Hedge Fund Riches: Another Look
A new tally indicates the top hedge fund tycoons earned even more in 2007 than indicated by a set of estimates published earlier this month.
John Paulson, whose firm achieved spectacular returns by being among the first to bet heavily on the sub-prime collapse, took in $3.7 billion, according to Alpha Magazine's annual ranking of the highest paid fund managers. That figure was a record high.
Illustrating the gusher of wealth creation that hedge funds have become, that $2.8 billion earned by last year's third-place manager (James Simons of Renaissance Technologies) was more than the grand total earned by Alpha's entire top 25 as recently as 2003. Last year's top 25 earned an average $892 million, up from $532 million in 2006, Alpha observed.
While all the titans making eight and nine-figure paydays own their firms, their profits are often shared with employees such as portfolio managers - sometimes even analysts and administrative staff - through compensation formulas tied to portfolio returns. So the growth trend of general partners' pay may be a reasonable proxy for those who work under them.
Commenting on Alpha's figures, MSNBC cited rising fee formulas as an important contributing factor to the growth. Some of the larger, more successful fund companies are supplanting the once-standard "2 and 20" compensation method (2 percent of assets managed plus 20 percent of profits) with bigger slices, such as "5 and 40," Ezra Zask of Lakeville Capital Management told MSNBC.
Alpha's fund-manager ranking differs from one published earlier in April by Trader Monthly. Both lists, however, show five individuals earned $1 billion or more last year.
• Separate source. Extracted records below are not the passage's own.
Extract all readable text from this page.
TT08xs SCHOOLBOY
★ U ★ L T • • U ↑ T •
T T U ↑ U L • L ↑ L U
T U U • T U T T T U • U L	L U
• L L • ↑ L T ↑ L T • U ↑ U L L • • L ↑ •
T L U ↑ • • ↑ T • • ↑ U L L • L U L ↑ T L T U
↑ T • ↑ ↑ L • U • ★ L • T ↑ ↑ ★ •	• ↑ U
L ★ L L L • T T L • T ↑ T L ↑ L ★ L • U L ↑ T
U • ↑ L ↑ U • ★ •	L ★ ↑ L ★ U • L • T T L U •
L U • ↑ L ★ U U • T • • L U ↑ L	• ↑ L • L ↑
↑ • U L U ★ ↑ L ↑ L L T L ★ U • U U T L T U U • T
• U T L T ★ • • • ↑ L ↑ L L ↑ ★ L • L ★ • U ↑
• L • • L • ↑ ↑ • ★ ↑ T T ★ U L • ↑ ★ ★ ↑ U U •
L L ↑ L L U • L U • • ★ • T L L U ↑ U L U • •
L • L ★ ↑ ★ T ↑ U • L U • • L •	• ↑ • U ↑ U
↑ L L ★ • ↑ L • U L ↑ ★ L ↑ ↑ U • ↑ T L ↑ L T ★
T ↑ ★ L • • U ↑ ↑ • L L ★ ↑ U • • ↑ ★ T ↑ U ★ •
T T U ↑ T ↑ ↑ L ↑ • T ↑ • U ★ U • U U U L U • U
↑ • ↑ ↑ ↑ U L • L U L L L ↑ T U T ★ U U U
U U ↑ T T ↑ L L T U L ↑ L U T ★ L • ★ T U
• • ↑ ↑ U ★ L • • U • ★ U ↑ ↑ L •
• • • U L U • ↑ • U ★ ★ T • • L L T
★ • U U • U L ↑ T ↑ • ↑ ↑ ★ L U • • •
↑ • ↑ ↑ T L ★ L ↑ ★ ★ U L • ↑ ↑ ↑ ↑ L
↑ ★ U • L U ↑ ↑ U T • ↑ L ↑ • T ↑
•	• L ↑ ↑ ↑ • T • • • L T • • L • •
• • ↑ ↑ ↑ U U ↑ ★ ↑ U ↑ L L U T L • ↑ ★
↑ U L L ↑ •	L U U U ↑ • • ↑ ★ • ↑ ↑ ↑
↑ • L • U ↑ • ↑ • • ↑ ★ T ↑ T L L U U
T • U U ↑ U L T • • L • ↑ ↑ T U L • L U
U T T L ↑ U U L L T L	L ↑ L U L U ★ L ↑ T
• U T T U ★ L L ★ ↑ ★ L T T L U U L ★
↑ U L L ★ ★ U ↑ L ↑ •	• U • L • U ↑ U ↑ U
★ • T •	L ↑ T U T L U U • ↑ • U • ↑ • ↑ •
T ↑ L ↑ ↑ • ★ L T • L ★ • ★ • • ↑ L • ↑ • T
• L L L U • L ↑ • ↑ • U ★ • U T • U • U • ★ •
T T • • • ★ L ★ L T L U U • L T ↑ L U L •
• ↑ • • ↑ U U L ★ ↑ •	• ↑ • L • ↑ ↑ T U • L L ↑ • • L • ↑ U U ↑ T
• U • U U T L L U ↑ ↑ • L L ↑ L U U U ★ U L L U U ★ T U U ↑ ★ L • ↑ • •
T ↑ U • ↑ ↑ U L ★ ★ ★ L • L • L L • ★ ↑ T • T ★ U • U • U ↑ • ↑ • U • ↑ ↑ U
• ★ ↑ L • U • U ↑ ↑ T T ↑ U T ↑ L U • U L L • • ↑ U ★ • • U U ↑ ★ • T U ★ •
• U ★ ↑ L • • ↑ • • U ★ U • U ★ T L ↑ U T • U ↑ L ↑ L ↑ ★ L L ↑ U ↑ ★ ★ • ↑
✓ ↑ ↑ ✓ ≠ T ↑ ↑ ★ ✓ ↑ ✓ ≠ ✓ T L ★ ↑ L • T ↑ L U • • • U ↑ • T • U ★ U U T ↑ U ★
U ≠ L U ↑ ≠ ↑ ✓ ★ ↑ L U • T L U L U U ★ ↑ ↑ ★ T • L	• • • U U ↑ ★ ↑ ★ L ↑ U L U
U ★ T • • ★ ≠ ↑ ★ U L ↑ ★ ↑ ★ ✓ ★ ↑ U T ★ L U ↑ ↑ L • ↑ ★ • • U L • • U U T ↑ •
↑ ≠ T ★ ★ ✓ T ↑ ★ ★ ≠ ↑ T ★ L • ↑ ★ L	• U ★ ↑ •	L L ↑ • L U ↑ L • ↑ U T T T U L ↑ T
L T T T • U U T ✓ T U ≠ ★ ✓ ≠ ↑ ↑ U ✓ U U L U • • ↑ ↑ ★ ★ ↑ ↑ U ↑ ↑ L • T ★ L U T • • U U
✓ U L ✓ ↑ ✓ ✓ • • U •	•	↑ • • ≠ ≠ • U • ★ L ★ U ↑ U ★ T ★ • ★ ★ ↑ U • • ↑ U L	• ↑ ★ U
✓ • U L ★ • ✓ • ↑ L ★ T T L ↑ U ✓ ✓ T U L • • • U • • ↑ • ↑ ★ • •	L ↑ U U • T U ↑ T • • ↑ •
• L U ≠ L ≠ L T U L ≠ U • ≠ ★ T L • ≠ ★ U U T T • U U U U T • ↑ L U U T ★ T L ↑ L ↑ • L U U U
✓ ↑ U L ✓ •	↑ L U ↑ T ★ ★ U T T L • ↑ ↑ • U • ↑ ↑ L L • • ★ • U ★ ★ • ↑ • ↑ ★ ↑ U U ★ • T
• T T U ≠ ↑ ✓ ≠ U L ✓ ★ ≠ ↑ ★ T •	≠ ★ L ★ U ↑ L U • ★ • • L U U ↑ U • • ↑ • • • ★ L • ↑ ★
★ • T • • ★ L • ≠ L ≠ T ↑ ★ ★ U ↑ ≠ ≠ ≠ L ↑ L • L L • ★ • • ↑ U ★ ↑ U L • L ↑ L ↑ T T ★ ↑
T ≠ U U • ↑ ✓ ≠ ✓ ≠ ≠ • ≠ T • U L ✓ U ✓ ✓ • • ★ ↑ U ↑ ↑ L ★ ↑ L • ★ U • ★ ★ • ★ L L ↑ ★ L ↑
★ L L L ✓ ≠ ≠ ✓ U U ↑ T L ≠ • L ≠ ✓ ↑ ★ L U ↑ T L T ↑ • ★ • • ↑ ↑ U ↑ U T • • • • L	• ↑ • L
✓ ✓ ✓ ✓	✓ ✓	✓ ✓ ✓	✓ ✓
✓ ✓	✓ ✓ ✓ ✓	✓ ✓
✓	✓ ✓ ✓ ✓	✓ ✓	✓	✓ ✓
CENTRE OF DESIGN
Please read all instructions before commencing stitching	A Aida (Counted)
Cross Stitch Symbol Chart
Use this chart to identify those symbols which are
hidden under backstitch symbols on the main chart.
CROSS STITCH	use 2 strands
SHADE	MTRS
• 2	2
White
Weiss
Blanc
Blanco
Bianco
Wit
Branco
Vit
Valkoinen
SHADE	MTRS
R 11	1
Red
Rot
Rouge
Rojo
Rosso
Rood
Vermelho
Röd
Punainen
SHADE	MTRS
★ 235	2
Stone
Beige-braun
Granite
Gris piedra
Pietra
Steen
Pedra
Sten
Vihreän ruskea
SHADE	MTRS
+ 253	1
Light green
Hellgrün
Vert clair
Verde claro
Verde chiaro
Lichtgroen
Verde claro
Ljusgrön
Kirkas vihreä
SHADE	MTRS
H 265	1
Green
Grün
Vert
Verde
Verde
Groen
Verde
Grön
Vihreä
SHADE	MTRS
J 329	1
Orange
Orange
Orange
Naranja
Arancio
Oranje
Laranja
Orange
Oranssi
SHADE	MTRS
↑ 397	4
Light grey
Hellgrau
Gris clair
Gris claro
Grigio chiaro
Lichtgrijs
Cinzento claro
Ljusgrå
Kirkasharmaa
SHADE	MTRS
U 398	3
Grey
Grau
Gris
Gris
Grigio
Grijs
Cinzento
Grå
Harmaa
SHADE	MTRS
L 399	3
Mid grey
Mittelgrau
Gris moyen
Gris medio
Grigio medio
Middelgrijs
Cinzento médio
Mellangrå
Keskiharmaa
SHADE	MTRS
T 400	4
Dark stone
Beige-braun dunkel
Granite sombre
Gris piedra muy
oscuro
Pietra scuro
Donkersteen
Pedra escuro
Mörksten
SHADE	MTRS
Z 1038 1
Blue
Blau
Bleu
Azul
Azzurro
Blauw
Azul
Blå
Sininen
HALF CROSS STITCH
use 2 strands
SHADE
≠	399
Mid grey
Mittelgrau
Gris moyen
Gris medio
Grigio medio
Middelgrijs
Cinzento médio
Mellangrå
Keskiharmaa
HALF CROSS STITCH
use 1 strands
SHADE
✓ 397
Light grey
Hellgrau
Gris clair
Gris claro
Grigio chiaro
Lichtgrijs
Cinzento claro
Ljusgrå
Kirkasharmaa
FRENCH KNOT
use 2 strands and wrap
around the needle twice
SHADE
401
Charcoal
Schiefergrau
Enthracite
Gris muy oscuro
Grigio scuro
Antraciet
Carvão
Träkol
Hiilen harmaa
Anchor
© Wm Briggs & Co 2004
In second place on Alpha's list, at $2.9 billion, is George Soros - a once-familiar name that had all but vanished from the hedge fund world in recent years. His fund group held sway in the 1990s, and he topped Alpha's inaugural list, published in 2002. In subsequent years, Soros stepped back from managing other people's money in order to concentrate on his politically-charged brand of global philanthropy and on running his own vast wealth. Last summer, anticipating a serious recession in the U.S., he resumed a more active role in managing his funds, according to a recent New York Times profile.